Global plastic production exceeds 460 million tonnes per year, with polyolefins constituting the dominant fraction of post-consumer waste. In Ghana, plastics account for approximately 17 % of municipal solid waste, yet the formal recycling rate remains around 10 %. Clogged waterways, overflowing landfills and open burning are visible consequences of a system overwhelmed by growing consumption and insufficient infrastructure. Polyolefins are particularly challenging to recycle because they resist degradation under the mild conditions of conventional hydrothermal liquefaction, while supercritical water processing requires pressures exceeding 22 MPa, limiting deployment in low-resource contexts. Solvothermal liquefaction (STL) with an organic solvent and a heterogeneous catalyst offers a potentially lower-severity alternative, but its feasibility for polyolefin-rich waste streams remains poorly understood, particularly in low- and middle-income country settings.

This thesis investigates the technical and socio-technical feasibility of catalytic STL for polyolefin plastic waste in Ghana through two complementary studies.
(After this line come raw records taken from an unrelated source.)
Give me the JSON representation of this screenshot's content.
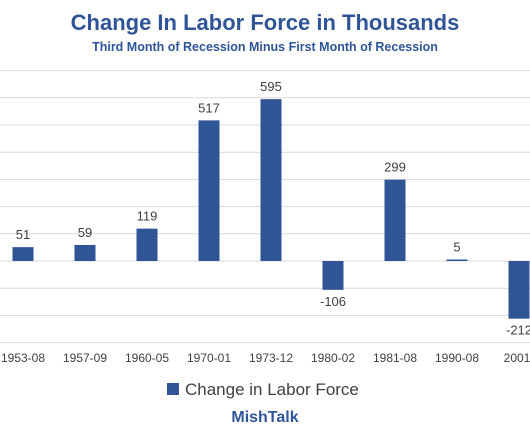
{
  "chart_data": {
    "type": "bar",
    "title": "Change In Labor Force in Thousands",
    "subtitle": "Third Month of Recession Minus First Month of Recession",
    "categories": [
      "1953-08",
      "1957-09",
      "1960-05",
      "1970-01",
      "1973-12",
      "1980-02",
      "1981-08",
      "1990-08",
      "2001-"
    ],
    "series": [
      {
        "name": "Change in Labor Force",
        "values": [
          51,
          59,
          119,
          517,
          595,
          -106,
          299,
          5,
          -212
        ]
      }
    ],
    "xlabel": "",
    "ylabel": "",
    "ylim": [
      -300,
      700
    ],
    "grid": true,
    "legend": "bottom",
    "colors": {
      "bar": "#2F5597",
      "title": "#2F5597",
      "grid": "#d9d9d9",
      "text": "#404040"
    }
  },
  "brand": "MishTalk"
}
The technical study comprised two experimental campaigns on a mixed polyolefin feedstock (50 wt% PP, 30 wt% HDPE, 20 wt% LDPE) sourced from
Accra in Ghana: a subcritical campaign using decanoic acid as solvent with ZSM-5 as catalyst (335–345 °C), and a supercritical campaign using both water and decanoic acid at 455 °C. The socio-technical study conducted 14 stakeholder interviews in Ghana, mapped the plastic waste value chain and identified conditions under which chemical recycling could feasibly be integrated into the existing system.
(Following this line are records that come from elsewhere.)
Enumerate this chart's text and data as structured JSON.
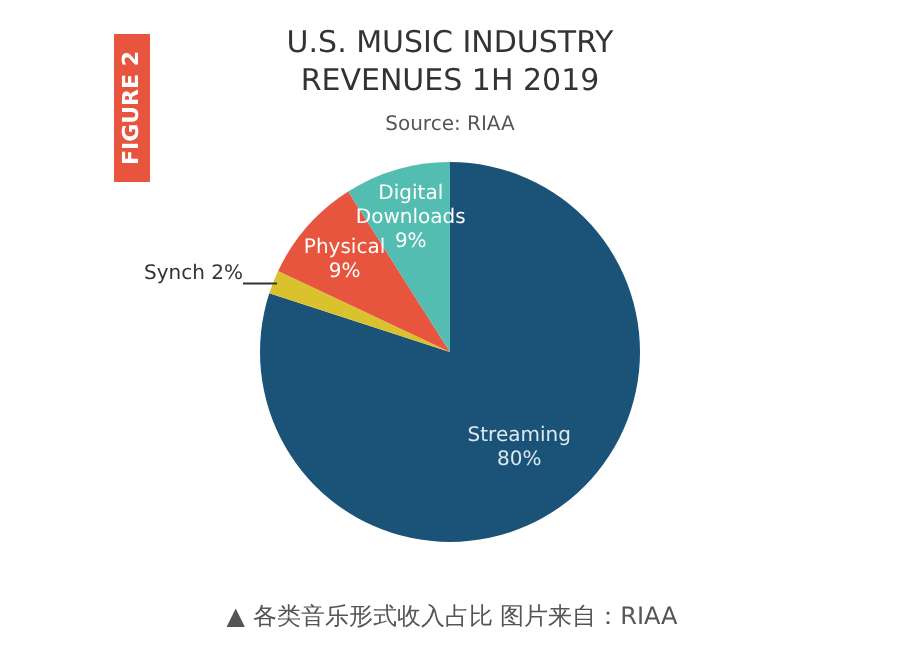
{
  "chart_data": {
    "type": "pie",
    "title": "U.S. MUSIC INDUSTRY\nREVENUES 1H 2019",
    "subtitle": "Source: RIAA",
    "categories": [
      "Streaming",
      "Synch",
      "Physical",
      "Digital\nDownloads"
    ],
    "values": [
      80,
      2,
      9,
      9
    ],
    "colors": [
      "#1b5378",
      "#d9c22e",
      "#e8553e",
      "#52bdb0"
    ],
    "value_labels": [
      "80%",
      "2%",
      "9%",
      "9%"
    ],
    "annotations": [
      "FIGURE 2",
      "▲ 各类音乐形式收入占比 图片来自：RIAA"
    ]
  }
}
The subcritical STL campaign with decanoic acid proved technically infeasible in its current form. Visual inspection and analytical characterisation revealed that the original plastic morphology was fully disrupted. No pieces retaining the feedstock structure were recovered from either the solid or the liquid phase,
which both appeared homogeneous, suggesting physical interaction between the polyolefins and the solvent. The nature of this interaction could not be determined from the available evidence. Critically, the solvent could not be separated from the organic phase, making a mass balance impossible and preventing any quantitative assessment of product yields.
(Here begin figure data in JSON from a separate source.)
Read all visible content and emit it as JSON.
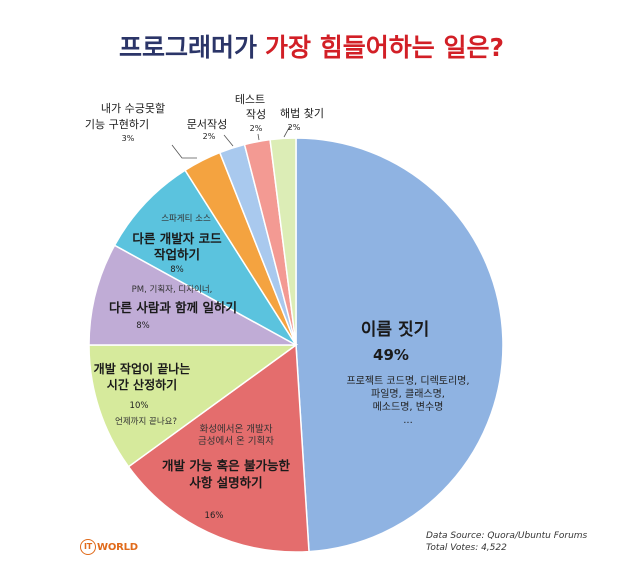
{
  "title": {
    "part1": "프로그래머가",
    "part2": "가장 힘들어하는 일은?"
  },
  "chart_data": {
    "type": "pie",
    "slices": [
      {
        "label": "이름 짓기",
        "value": 49,
        "value_label": "49%",
        "color": "#8fb3e2",
        "note": [
          "프로젝트 코드명, 디렉토리명,",
          "파일명, 클래스명,",
          "메소드명, 변수명",
          "..."
        ]
      },
      {
        "label": "개발 가능 혹은 불가능한 사항 설명하기",
        "value": 16,
        "value_label": "16%",
        "color": "#e46d6d",
        "note": [
          "화성에서온 개발자",
          "금성에서 온 기획자"
        ]
      },
      {
        "label": "개발 작업이 끝나는 시간 산정하기",
        "value": 10,
        "value_label": "10%",
        "color": "#d6ea9c",
        "note": [
          "언제까지 끝나요?"
        ]
      },
      {
        "label": "다른 사람과 함께 일하기",
        "value": 8,
        "value_label": "8%",
        "color": "#c0acd6",
        "note": [
          "PM, 기획자, 디자이너,"
        ]
      },
      {
        "label": "다른 개발자 코드 작업하기",
        "value": 8,
        "value_label": "8%",
        "color": "#5bc3de",
        "note": [
          "스파게티 소스"
        ]
      },
      {
        "label": "내가 수긍못할 기능 구현하기",
        "value": 3,
        "value_label": "3%",
        "color": "#f4a340",
        "note": []
      },
      {
        "label": "문서작성",
        "value": 2,
        "value_label": "2%",
        "color": "#a9c9ee",
        "note": []
      },
      {
        "label": "테스트 작성",
        "value": 2,
        "value_label": "2%",
        "color": "#f39a93",
        "note": []
      },
      {
        "label": "해법 찾기",
        "value": 2,
        "value_label": "2%",
        "color": "#dcedb6",
        "note": []
      }
    ]
  },
  "source": {
    "line1": "Data Source: Quora/Ubuntu Forums",
    "line2": "Total Votes: 4,522"
  },
  "logo": {
    "ring": "IT",
    "text": "WORLD"
  }
}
The supercritical campaign with water demonstrated effective conversion, achieving an oil yield of 54.01 wt% at 455 °C and 60 min, with o-xylene and mesitylene as the dominant products. The catalyst markedly promoted monomer formation in the gas phase, increasing the combined ethane and ethylene fraction from 19.90 to 29.05 wt% and propylene from 9.80 to 12.76 wt%, opening a pathway toward plastic-to-plastic recycling. In contrast, the supercritical experiments with decanoic acid as solvent showed that at 455 °C, decanoic acid decomposes rather than acting as a stable reaction medium. To confirm this, a decanoic acid blank experiment without plastic was conducted. Ultra-high resolution APCI-FT-Orbitrap MS analysis, evaluated through a heteroatom class histogram, Van Krevelen diagram, DBE versus carbon number plot and KNM versus O/C ratio plot, showed that the decanoic
acid experiment with plastic was virtually indistinguishable from the blank across all four representations, confirming that the oil phase is governed by solvent decomposition products rather than plastic conversion.

The field research identified six structural complexities shaping Ghana’s plastic waste management system and concluded that existing policy frameworks, including the NPAP roadmap, provide a foundation for chemical recycling deployment but require translation into binding legislation, explicit chemical
recycling targets and dedicated financing. A phased Plastic-to-Fuel followed by Plastic-to-Polymer deployment strategy is proposed, leveraging Ghana’s position as a net fuel importer and the growing volumes of otherwise unrecoverable mixed plastic waste. The proposed deployment strategy positions chemical recycling as complementary to, rather than competitive with, mechanical recycling, forming a
cascading system that maximises resource recovery across the full waste stream.